The connection is secured with mutual TLS using certificates obtained from the local IAM instance.

IAM Interface (outbound gRPC client)

The SM's iamclient module connects to the local IAM instance to obtain:

  • TLS certificates for securing the gRPC connection to CM
  • Node identity information (Node ID, Node type) used during SM registration
  • Service permissions — register/unregister instance-level permissions

The IAM client automatically reconnects when certificates are renewed.

Proxy Interface (v5)

In the v5 protocol, SM also interacts with a ProxyService for content download operations. The proxy handles:

  • DownloadRequest / CancelDownload — image content retrieval
  • ClockSync — time synchronization between Nodes

This interface is used in multi-Node deployments where the Secondary Node's SM downloads content through the Message Proxy rather than directly from the network.

Runtime Types

The SM launcher supports multiple runtime types through a pluggable architecture:

RuntimeDescriptionUse Case
ContainerOCI-compatible container execution using systemd units (aos-service@.service)Standard service deployment — isolated execution with cgroups, namespaces, and overlay filesystem
BootEFI boot-based deployment with partition managementFirmware-level components that require boot-time execution
RootfsRoot filesystem deploymentSystem-level services that run directly on the host filesystem

Each runtime reports its capabilities (DMIPS, RAM limits, OS info, architecture) to CM during registration, enabling the cloud to make informed scheduling decisions.

Data Persistence

The SM database (servicemanager.db) persists:

  • Service image metadata — item IDs, versions, manifest digests, states, timestamps
  • Instance information — full instance configuration including runtime assignment, network parameters, monitoring parameters, environment variables
  • Network state — network configurations, instance-to-network mappings, VLAN assignments
  • Traffic data — cumulative traffic counters per iptables chain for bandwidth monitoring
  • Journal cursor — position in systemd journal for alert processing continuity across restarts

The database supports schema migration for upgrades between SM versions.

Monitoring and Alerting

The SM provides two complementary observability mechanisms:

Resource Monitoring

The monitoring module collects metrics at configurable intervals:

  • Node-level: CPU usage, RAM usage, disk partition usage, network traffic (upload/download)
  • Instance-level: Per-service CPU, RAM, disk, and network usage (tracked via cgroups and iptables)

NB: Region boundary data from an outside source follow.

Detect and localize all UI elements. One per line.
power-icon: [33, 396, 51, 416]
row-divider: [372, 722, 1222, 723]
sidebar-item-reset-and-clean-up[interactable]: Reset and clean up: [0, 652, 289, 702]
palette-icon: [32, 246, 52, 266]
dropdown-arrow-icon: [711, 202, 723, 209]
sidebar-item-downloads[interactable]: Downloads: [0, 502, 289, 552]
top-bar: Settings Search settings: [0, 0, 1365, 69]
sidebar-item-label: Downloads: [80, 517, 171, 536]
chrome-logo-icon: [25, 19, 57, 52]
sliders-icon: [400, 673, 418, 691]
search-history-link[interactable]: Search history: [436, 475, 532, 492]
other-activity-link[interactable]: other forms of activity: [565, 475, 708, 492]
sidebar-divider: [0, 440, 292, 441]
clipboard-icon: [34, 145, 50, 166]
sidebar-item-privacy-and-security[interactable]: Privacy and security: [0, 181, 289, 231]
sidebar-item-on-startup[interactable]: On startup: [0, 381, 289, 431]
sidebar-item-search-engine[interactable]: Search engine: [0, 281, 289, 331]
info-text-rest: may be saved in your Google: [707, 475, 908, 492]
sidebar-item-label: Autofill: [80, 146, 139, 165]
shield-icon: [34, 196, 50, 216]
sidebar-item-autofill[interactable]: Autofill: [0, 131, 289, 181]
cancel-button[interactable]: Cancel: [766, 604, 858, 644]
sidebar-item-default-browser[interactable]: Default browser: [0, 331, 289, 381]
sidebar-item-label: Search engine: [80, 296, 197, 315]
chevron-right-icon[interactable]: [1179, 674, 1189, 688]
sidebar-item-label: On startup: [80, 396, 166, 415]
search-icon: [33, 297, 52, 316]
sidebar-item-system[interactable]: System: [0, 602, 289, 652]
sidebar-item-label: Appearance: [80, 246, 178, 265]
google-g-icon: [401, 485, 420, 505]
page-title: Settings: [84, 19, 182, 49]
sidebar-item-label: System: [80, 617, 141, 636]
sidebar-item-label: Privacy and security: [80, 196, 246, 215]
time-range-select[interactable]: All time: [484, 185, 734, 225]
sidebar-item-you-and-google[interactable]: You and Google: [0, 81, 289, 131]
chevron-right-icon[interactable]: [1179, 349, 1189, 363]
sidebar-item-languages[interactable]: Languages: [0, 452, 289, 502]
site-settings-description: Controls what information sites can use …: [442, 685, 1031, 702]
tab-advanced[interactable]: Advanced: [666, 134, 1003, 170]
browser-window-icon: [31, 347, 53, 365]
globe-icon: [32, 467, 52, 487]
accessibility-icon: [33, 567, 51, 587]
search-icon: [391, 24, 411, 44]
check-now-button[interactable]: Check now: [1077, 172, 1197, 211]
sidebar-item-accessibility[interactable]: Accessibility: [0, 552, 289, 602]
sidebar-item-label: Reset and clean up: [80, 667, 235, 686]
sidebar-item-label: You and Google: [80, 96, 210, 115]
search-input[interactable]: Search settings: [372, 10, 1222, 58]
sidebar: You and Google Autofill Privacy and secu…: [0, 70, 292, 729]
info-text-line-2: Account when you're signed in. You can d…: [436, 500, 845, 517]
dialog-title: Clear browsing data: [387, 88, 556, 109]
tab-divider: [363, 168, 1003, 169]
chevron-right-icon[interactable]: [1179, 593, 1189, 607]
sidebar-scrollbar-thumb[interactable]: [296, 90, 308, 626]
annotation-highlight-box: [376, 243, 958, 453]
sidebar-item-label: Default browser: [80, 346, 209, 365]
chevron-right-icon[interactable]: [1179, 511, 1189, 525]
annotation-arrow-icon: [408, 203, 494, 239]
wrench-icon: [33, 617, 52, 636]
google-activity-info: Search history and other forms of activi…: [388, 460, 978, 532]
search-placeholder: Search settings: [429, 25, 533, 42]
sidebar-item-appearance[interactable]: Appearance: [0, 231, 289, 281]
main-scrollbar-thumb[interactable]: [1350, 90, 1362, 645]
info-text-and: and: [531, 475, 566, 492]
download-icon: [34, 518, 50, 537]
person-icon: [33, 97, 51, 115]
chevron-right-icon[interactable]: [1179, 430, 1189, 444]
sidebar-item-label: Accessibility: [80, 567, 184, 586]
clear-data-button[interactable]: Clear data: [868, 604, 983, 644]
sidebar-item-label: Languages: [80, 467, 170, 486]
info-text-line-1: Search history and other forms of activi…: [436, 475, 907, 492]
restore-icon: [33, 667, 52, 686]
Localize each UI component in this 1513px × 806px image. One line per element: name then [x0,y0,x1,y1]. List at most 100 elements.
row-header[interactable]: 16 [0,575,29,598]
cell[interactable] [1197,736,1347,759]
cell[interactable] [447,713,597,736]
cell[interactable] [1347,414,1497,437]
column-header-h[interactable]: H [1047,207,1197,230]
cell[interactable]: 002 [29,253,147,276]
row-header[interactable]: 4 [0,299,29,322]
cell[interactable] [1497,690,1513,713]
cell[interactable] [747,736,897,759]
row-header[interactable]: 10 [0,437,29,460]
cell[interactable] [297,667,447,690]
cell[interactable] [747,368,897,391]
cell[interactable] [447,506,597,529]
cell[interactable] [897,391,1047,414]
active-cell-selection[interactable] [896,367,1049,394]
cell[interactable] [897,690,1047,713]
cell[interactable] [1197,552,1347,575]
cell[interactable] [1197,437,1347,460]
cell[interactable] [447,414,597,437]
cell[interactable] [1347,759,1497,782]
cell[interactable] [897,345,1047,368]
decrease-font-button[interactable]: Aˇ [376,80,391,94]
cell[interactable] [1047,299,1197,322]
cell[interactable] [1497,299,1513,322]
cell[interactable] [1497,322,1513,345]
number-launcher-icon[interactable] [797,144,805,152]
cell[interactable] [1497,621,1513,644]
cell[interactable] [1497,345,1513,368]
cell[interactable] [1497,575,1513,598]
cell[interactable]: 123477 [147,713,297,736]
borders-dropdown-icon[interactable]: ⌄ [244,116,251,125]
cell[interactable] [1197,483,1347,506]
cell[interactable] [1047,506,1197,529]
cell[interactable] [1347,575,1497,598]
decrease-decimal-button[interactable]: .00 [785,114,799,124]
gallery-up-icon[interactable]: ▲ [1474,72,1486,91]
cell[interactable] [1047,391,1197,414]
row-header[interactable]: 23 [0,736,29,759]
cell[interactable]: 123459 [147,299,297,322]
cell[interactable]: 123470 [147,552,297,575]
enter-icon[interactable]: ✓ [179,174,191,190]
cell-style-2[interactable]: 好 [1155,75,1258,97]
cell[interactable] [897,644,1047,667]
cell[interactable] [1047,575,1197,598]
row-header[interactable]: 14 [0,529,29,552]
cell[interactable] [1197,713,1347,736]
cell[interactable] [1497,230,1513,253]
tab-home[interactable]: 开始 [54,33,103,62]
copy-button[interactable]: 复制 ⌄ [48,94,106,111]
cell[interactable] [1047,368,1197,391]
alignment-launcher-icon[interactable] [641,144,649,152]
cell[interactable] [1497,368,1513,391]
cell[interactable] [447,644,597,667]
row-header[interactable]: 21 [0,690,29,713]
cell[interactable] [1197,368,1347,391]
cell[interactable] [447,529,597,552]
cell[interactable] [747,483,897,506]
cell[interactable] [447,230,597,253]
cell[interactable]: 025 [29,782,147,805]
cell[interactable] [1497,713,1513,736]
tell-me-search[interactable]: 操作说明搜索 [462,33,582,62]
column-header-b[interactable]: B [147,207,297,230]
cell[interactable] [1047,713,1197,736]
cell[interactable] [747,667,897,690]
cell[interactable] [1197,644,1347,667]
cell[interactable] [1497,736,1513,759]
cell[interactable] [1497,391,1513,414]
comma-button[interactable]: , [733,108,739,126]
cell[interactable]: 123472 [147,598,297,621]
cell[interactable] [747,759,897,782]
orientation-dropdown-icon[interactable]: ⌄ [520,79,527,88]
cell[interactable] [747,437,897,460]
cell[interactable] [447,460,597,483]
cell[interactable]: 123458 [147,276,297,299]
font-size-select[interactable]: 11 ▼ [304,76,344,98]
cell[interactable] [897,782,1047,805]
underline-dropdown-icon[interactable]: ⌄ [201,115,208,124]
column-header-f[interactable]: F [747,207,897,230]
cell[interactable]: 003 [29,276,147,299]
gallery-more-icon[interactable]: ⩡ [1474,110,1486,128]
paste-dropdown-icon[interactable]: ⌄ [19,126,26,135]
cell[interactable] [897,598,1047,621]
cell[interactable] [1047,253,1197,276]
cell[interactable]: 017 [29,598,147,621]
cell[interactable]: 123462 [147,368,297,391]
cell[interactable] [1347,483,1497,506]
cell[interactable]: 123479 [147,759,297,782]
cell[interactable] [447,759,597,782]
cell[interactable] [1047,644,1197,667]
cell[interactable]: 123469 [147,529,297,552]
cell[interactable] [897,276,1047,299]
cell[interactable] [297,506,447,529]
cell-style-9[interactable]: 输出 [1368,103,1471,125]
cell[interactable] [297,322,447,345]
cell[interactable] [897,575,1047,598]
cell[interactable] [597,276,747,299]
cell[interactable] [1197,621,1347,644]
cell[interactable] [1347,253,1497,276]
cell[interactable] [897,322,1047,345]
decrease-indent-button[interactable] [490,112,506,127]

Metrics are reported to CM as both instant snapshots and time-averaged values.

Journal-Based Alerts

The alerts module watches the systemd journal and generates alerts when:

  • System quota alerts — Node resource usage exceeds configured thresholds
  • Instance quota alerts — individual service exceeds its resource allocation
  • Resource allocation alerts — resource assignment failures
  • System alerts — critical system-level journal messages
  • Core alerts — AosCore component errors (SM, CM, IAM)
  • Instance alerts — service-specific error messages

Alert rules support configurable thresholds with duration-based evaluation (percentage-based for CPU/RAM, point-based for traffic).